Orchestration & versioning
You've built every stage of the pipeline — ingest, store, transform, dedup, tokenize, quality-gate. Now you have to wire them into a schedulable, retryable, versioned DAG that can fail gracefully, recover from bugs, and prove that a training run can be reproduced months later.
Why an orchestrator — you can't just run stages by hand
Once the pipeline has more than two stages, the "just run it by hand" model breaks. Tasks have dependencies (tokenize can't start until dedup finishes), schedules (nightly, or triggered by new data), and failure modes (a quality-gate job crashes at 3 AM). You need something that encodes the dependency graph, retries failed tasks, skips tasks whose inputs haven't changed, and sends an alert — not a shell script run in a tmux session.
An orchestrator is a system that executes a directed acyclic graph (DAG) of tasks, where each node is a unit of work and each edge is a dependency.
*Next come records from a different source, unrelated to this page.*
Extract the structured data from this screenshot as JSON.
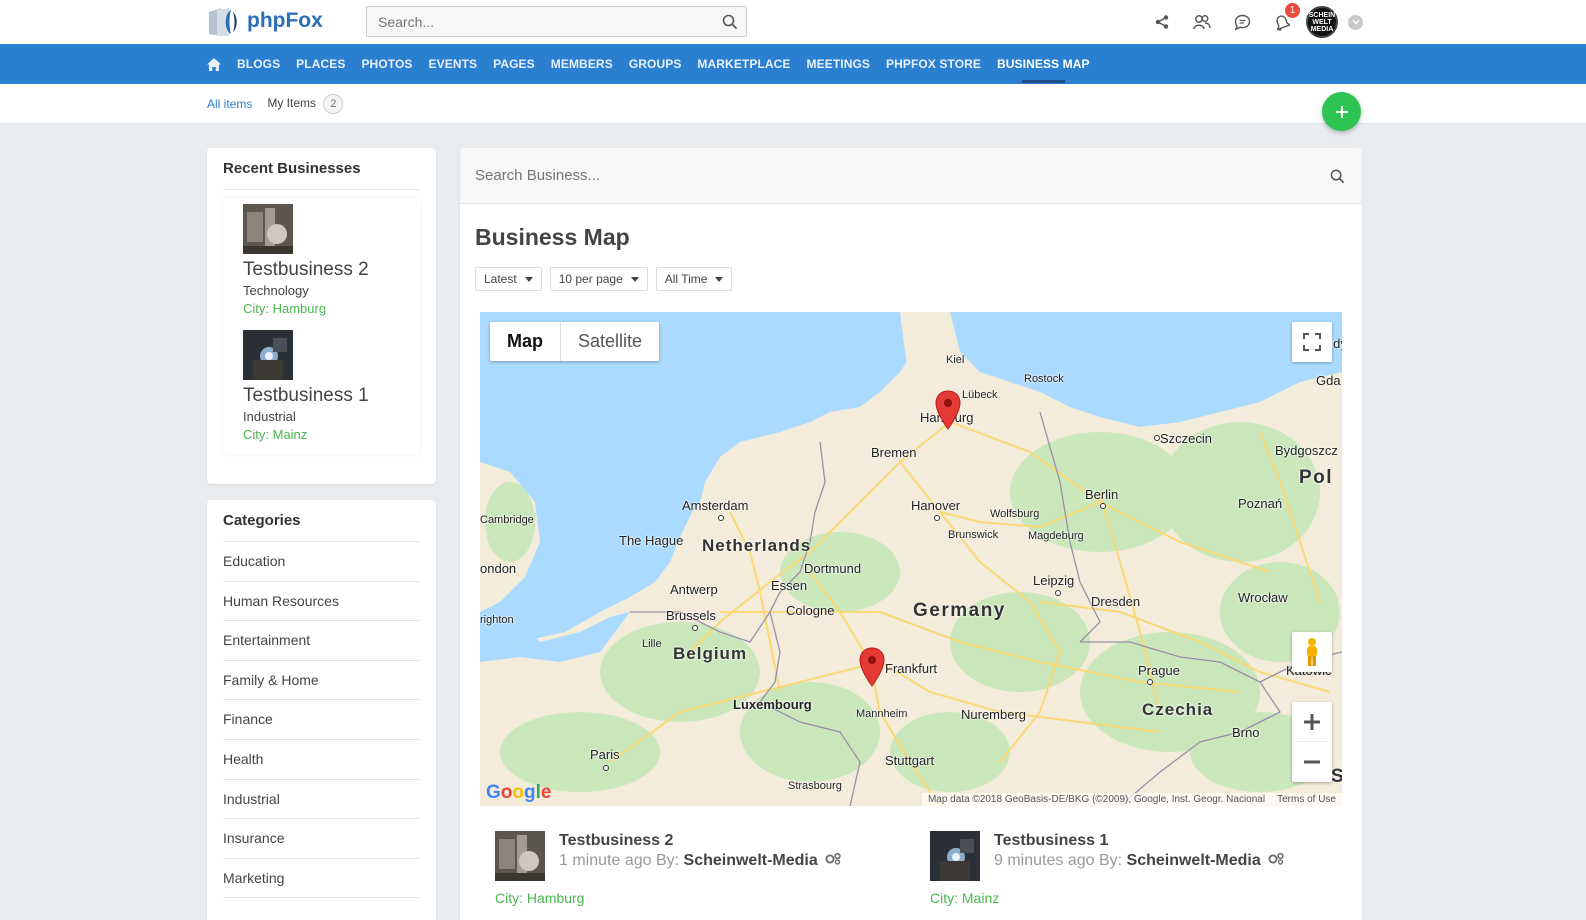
{
  "header": {
    "logo_text": "phpFox",
    "search_placeholder": "Search...",
    "notification_count": "1",
    "avatar_text": "SCHEIN WELT MEDIA"
  },
  "nav": {
    "items": [
      "BLOGS",
      "PLACES",
      "PHOTOS",
      "EVENTS",
      "PAGES",
      "MEMBERS",
      "GROUPS",
      "MARKETPLACE",
      "MEETINGS",
      "PHPFOX STORE",
      "BUSINESS MAP"
    ],
    "active": "BUSINESS MAP"
  },
  "subnav": {
    "all_items": "All items",
    "my_items": "My Items",
    "my_items_count": "2"
  },
  "recent": {
    "title": "Recent Businesses",
    "items": [
      {
        "name": "Testbusiness 2",
        "category": "Technology",
        "city": "City: Hamburg"
      },
      {
        "name": "Testbusiness 1",
        "category": "Industrial",
        "city": "City: Mainz"
      }
    ]
  },
  "categories": {
    "title": "Categories",
    "items": [
      "Education",
      "Human Resources",
      "Entertainment",
      "Family & Home",
      "Finance",
      "Health",
      "Industrial",
      "Insurance",
      "Marketing"
    ]
  },
  "main": {
    "search_placeholder": "Search Business...",
    "title": "Business Map",
    "filters": [
      "Latest",
      "10 per page",
      "All Time"
    ]
  },
  "map": {
    "type_map": "Map",
    "type_satellite": "Satellite",
    "google": "Google",
    "attribution": "Map data ©2018 GeoBasis-DE/BKG (©2009), Google, Inst. Geogr. Nacional",
    "terms": "Terms of Use",
    "colors": {
      "water": "#aadaff",
      "land": "#f3ecda",
      "green": "#c6e7b8",
      "road": "#fcd870"
    },
    "labels": {
      "kiel": "Kiel",
      "lubeck": "Lübeck",
      "rostock": "Rostock",
      "hamburg": "Hamburg",
      "szczecin": "Szczecin",
      "bydgoszcz": "Bydgoszcz",
      "gda": "Gda",
      "gdy": "Gdy",
      "pol": "Pol",
      "bremen": "Bremen",
      "berlin": "Berlin",
      "poznan": "Poznań",
      "amsterdam": "Amsterdam",
      "hanover": "Hanover",
      "wolfsburg": "Wolfsburg",
      "cambridge": "Cambridge",
      "brunswick": "Brunswick",
      "magdeburg": "Magdeburg",
      "the_hague": "The Hague",
      "netherlands": "Netherlands",
      "london": "ondon",
      "dortmund": "Dortmund",
      "leipzig": "Leipzig",
      "antwerp": "Antwerp",
      "essen": "Essen",
      "germany": "Germany",
      "dresden": "Dresden",
      "wroclaw": "Wrocław",
      "brussels": "Brussels",
      "cologne": "Cologne",
      "brighton": "righton",
      "lille": "Lille",
      "belgium": "Belgium",
      "frankfurt": "Frankfurt",
      "prague": "Prague",
      "katowice": "Katowic",
      "luxembourg": "Luxembourg",
      "mannheim": "Mannheim",
      "nuremberg": "Nuremberg",
      "czechia": "Czechia",
      "brno": "Brno",
      "paris": "Paris",
      "stuttgart": "Stuttgart",
      "strasbourg": "Strasbourg",
      "s": "S"
    }
  },
  "results": [
    {
      "name": "Testbusiness 2",
      "time": "1 minute ago By: ",
      "author": "Scheinwelt-Media",
      "city": "City: Hamburg"
    },
    {
      "name": "Testbusiness 1",
      "time": "9 minutes ago By: ",
      "author": "Scheinwelt-Media",
      "city": "City: Mainz"
    }
  ]
}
It provides:
- Scheduling — run on a cron, on a trigger, or on demand.
- Dependency tracking — task B doesn't start until task A finishes successfully.
- Retries with backoff — transient failures (a flaky API, a network hiccup) are retried automatically, not silently dropped.
- Backfills — re-run a historical date range after fixing a bug without touching future runs.
- Observability — a UI showing which tasks are running, which failed, and why.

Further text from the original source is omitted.